Suit Filed to Halt Arizona Tuition Tax Credit Program

Published November 1, 1997

Although Arizona’s innovative school tuition tax credit program will not go into effect until January 1, 1998, a pre-emptive move by the Arizona Education Association seeks to abort the nascent program before it comes into being. On September 30, the state teachers’ union filed suit to quash the measure. In response, the Washington, DC-based Institute for Justice immediately announced that it will intervene on behalf of Arizona parents, children, and taxpayers to preserve the program.

“This is a standard act of desperation by state affiliates of the National Education Association–an organization bent on destroying any and all meaningful school reform,” declared Clint Bolick, the Institute’s director of litigation. “Just as NEA affiliates in Wisconsin and Ohio teamed up in court with liberal organizations to preserve their monopoly over education, the Arizona Education Association is following suit.”

The Arizona school choice measure, passed earlier this year, provides a tax credit of up to $500 to individuals who donate money to scholarship organizations that direct the funds to needy students. (See “Choice Scores Major Triumph in Arizona,” School Reform News, May 1997.) The program builds on the success of private scholarship programs by encouraging donations to new scholarship funds.

“This lawsuit is an outrageous assault on desperately needed educational opportunities for low-income children,” said Bolick, “We’re not surprised the Arizona Education Association is taking these steps to protect its monopoly stranglehold over public education.”

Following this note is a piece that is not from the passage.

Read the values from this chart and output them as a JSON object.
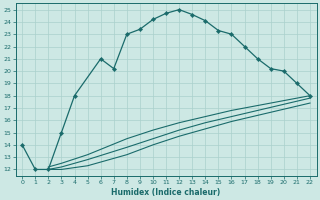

In early October, the Institute filed papers in court on behalf of economically disadvantaged families who would benefit from the scholarship programs, as well as Arizona taxpayers who plan to contribute to those programs. The Institute is currently defending similar educational opportunities in Wisconsin, Ohio, Vermont, and Maine. (See for example, “School Choice Goes on the Offensive in Maine,” School Reform News, October 1997.)